Singapore should be “even more bold” when allowing companies to experiment with data, drones, fintech and personalised services, Singapore’s Senior Minister of State for Transport and Communications and Information, Dr Janil Puthucheary, said today.
The city-state has launched a series of ‘regulatory sandboxes’ – controlled experiments where companies can use new approaches that have yet to be allowed into the market. For example, these legal experiments include trialling drones to deliver parcels; using healthcare data to create personalised insurance tariffs; and experiments around driverless buses.

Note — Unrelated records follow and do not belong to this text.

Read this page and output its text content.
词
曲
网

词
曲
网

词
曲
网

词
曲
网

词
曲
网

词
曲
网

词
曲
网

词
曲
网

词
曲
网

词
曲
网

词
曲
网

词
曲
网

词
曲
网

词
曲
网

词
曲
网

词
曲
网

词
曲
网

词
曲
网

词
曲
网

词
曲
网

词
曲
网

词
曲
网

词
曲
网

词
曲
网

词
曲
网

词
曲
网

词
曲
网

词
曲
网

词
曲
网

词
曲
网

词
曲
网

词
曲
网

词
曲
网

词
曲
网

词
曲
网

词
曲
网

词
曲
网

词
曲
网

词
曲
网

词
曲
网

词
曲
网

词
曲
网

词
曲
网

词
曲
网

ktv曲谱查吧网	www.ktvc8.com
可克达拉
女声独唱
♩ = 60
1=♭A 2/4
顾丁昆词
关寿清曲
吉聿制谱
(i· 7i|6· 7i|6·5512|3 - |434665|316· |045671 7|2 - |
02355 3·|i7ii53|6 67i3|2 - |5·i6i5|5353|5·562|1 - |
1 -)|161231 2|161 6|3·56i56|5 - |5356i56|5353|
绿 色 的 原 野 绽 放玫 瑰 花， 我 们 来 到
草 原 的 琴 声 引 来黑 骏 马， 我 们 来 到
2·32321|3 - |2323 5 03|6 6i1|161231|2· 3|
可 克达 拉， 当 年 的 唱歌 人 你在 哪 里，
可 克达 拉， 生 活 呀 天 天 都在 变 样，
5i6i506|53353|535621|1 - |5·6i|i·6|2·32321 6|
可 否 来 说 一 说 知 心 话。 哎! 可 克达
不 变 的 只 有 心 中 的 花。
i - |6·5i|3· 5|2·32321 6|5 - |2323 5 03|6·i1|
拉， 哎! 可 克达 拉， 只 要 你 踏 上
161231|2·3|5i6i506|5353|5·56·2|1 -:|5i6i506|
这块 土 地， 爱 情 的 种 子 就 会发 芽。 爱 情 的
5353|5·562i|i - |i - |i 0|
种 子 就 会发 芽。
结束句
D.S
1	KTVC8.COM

Speaking to the American Chamber of Commerce, Puthucheary said that: “The kind of data gathering and monitoring that digital technologies allow us to do, the confidence with which we can set up regulatory sandboxes: knowing what’s happening inside, knowing that we will have measurable insights, knowing that we will have the information to hand over to regulatory agencies – has given us the confidence to be even more bold.”
Singapore will investigate other legal grey areas where it can allow new tech companies to experiment and launch new products, he said. In March 2019, the city launched a new drone estate to trial delivering supplies to ships through drones, and to carry out basic surveillance and maintenance with autonomous vehicles.
The Minister also talked about the importance of using data to boost ASEAN’s digital economy.
He warned that the “key obstacle” to this is “data localism and data nationalism”. Countries are regulating to prevent information being stored overseas, or using information from offshore servers.
“This will increasingly become an issue in the analysis of data for policy initiatives”, he warned. “A free flow of data will benefit us all”.
The European Union has in the past year launched a common digital identity system where nations across the economic grouping standardise their systems. This enables countries to work closer together on immigration, transportation, and epayments.
The Senior Minister of State in charge of GovTech also revealed Singapore’s own efforts to build better digital services and products.
The GovTech Agency of Singapore now employs 2,300 engineers, coders, hackers, systems and network engineers, he said. “They represent only one third of ICT engineers spread across the public sector,” he said.